Carroll, who was freed Thursday, said the insurgents were ''only trying to defend their country . . . to stop an illegal and dangerous and deadly occupation."
US Embassy spokeswoman Liz Colton declined comment, saying all queries regarding Carroll were being handled by her family and the Monitor.
The Monitor's editor, Richard Bergenheim, said that Carroll's parents, who spoke to her about the video, told him it was ''conducted under duress."
''When you're making a video and having to recite certain things with three men with machine guns standing over you, you're probably going to say exactly what you're told to say," Bergenheim told ABC's ''Good Morning America." He told NBC's ''Today" show that Carroll was ''emotionally fragile."
Carroll, a graduate of the University of Massachusetts at Amherst, was seized Jan. 7 in western Baghdad by gunmen who killed her Iraqi translator. She was dropped off Thursday at an office of the Iraqi Islamic Party, a Sunni Arab organization, and later escorted to the Green Zone by the US military.
At first, she was reluctant to go, but a Monitor writer in Baghdad, Scott Peterson, convinced her that it was safe, the newspaper said.
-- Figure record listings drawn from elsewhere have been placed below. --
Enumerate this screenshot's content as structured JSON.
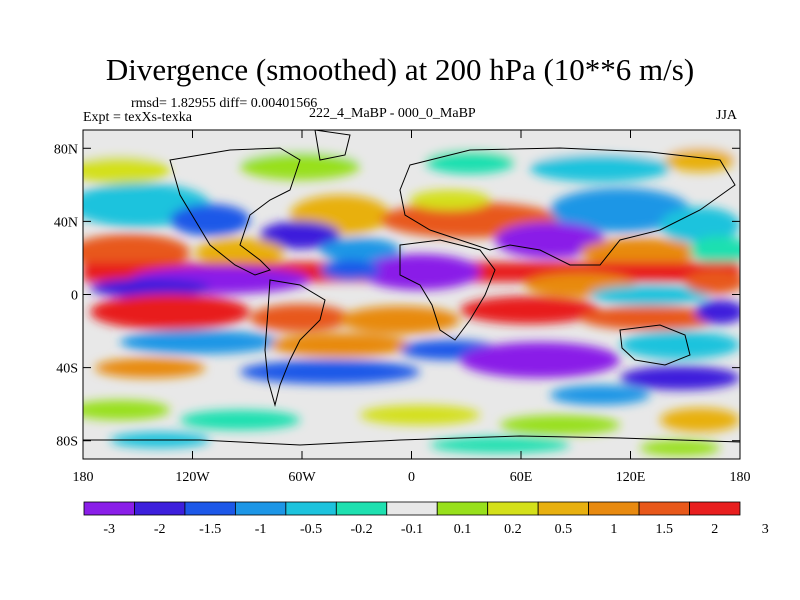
{
  "header": {
    "title": "Divergence (smoothed) at 200 hPa (10**6 m/s)",
    "stats": "rmsd= 1.82955 diff= 0.00401566",
    "experiment": "Expt = texXs-texka",
    "case": "222_4_MaBP - 000_0_MaBP",
    "season": "JJA"
  },
  "axes": {
    "lat_labels": [
      "80N",
      "40N",
      "0",
      "40S",
      "80S"
    ],
    "lat_values": [
      80,
      40,
      0,
      -40,
      -80
    ],
    "lon_labels": [
      "180",
      "120W",
      "60W",
      "0",
      "60E",
      "120E",
      "180"
    ],
    "lon_values": [
      -180,
      -120,
      -60,
      0,
      60,
      120,
      180
    ],
    "lat_range": [
      -90,
      90
    ],
    "lon_range": [
      -180,
      180
    ]
  },
  "colorbar": {
    "labels": [
      "-3",
      "-2",
      "-1.5",
      "-1",
      "-0.5",
      "-0.2",
      "-0.1",
      "0.1",
      "0.2",
      "0.5",
      "1",
      "1.5",
      "2",
      "3"
    ],
    "colors": [
      "#8a1ee8",
      "#3d1fdc",
      "#1d58e8",
      "#1d96e6",
      "#1dc3dd",
      "#1ee0b0",
      "#e8e8e8",
      "#98e01c",
      "#d4e01a",
      "#e8b010",
      "#e88a10",
      "#e8581a",
      "#e81e1e"
    ]
  },
  "chart_data": {
    "type": "heatmap",
    "title": "Divergence (smoothed) at 200 hPa (10**6 m/s)",
    "x_axis": "longitude",
    "y_axis": "latitude",
    "levels": [
      -3,
      -2,
      -1.5,
      -1,
      -0.5,
      -0.2,
      -0.1,
      0.1,
      0.2,
      0.5,
      1,
      1.5,
      2,
      3
    ],
    "legend": "bottom"
  }
}
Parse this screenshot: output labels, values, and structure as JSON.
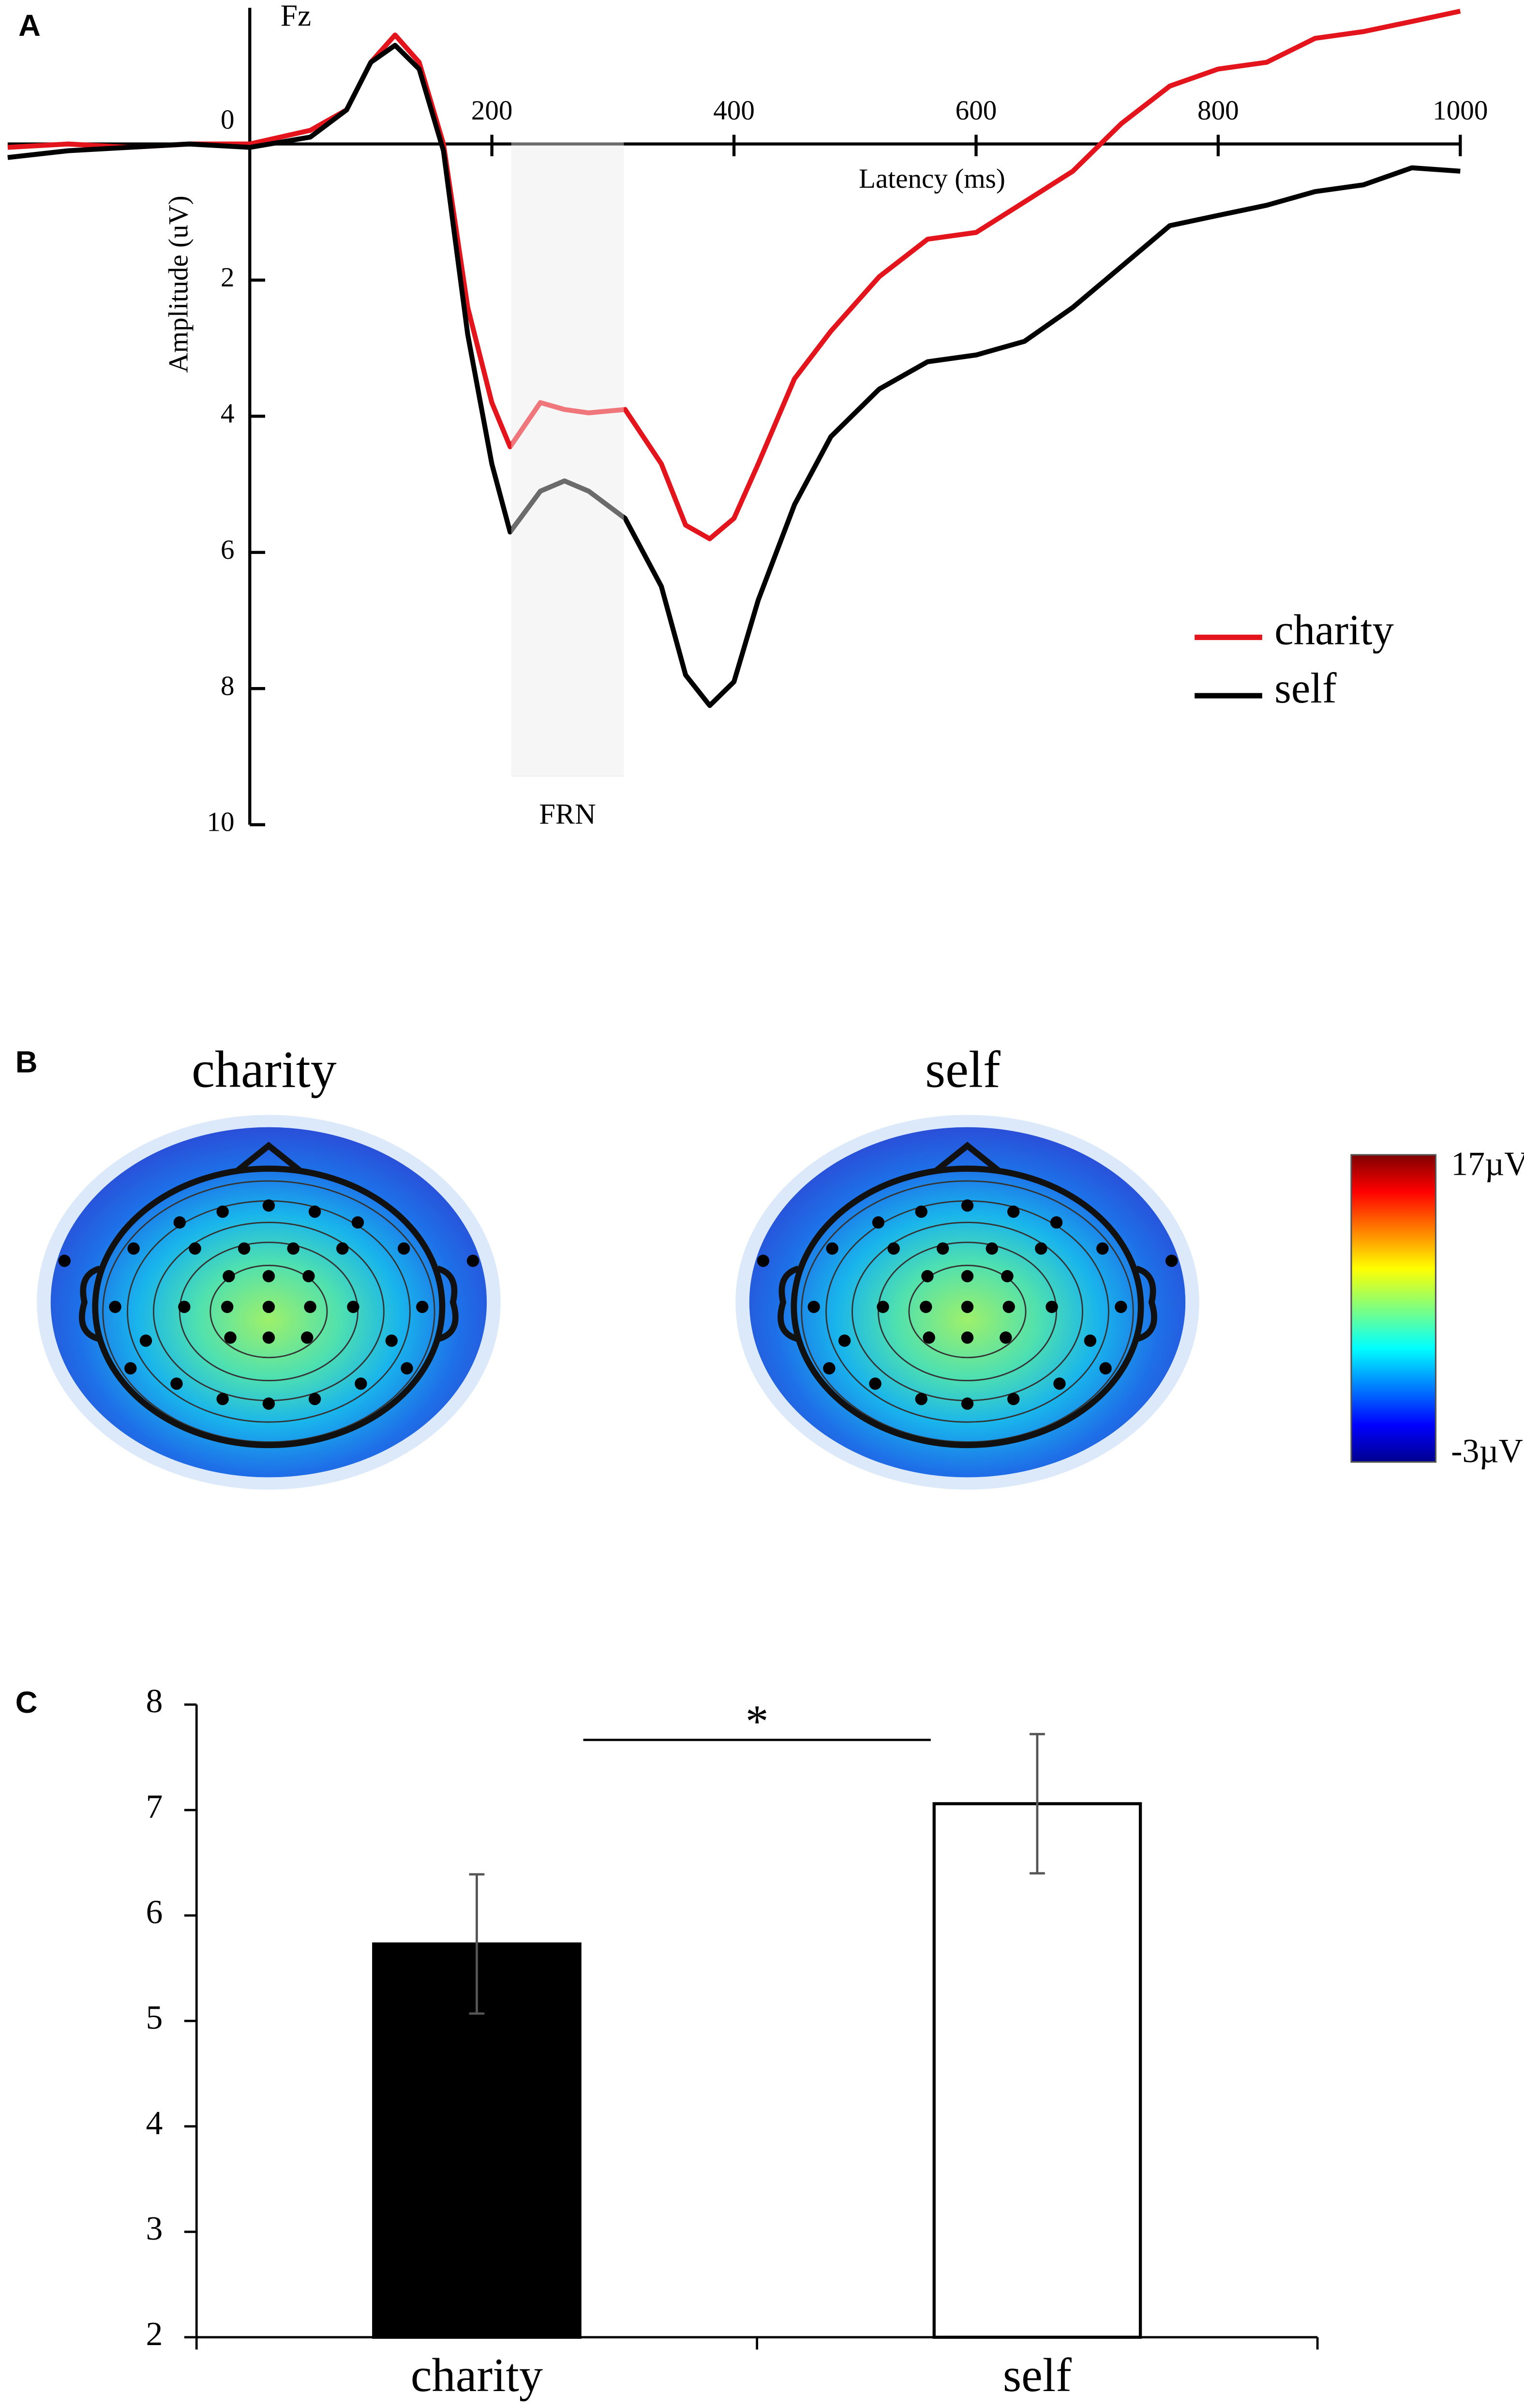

In the video, her abductors said they released Carroll because ''the American government met some of our demands by releasing some of our women from prison." The kidnappers, calling themselves the Revenge Brigades, had demanded the release of all female detainees in Iraq by Feb. 26 or Carroll would be killed.
US officials did release some female detainees at the time, but said it had nothing to do with the kidnappers' demands. On Thursday, US Ambassador Zalmay Khalilzad said the United States is still holding four women.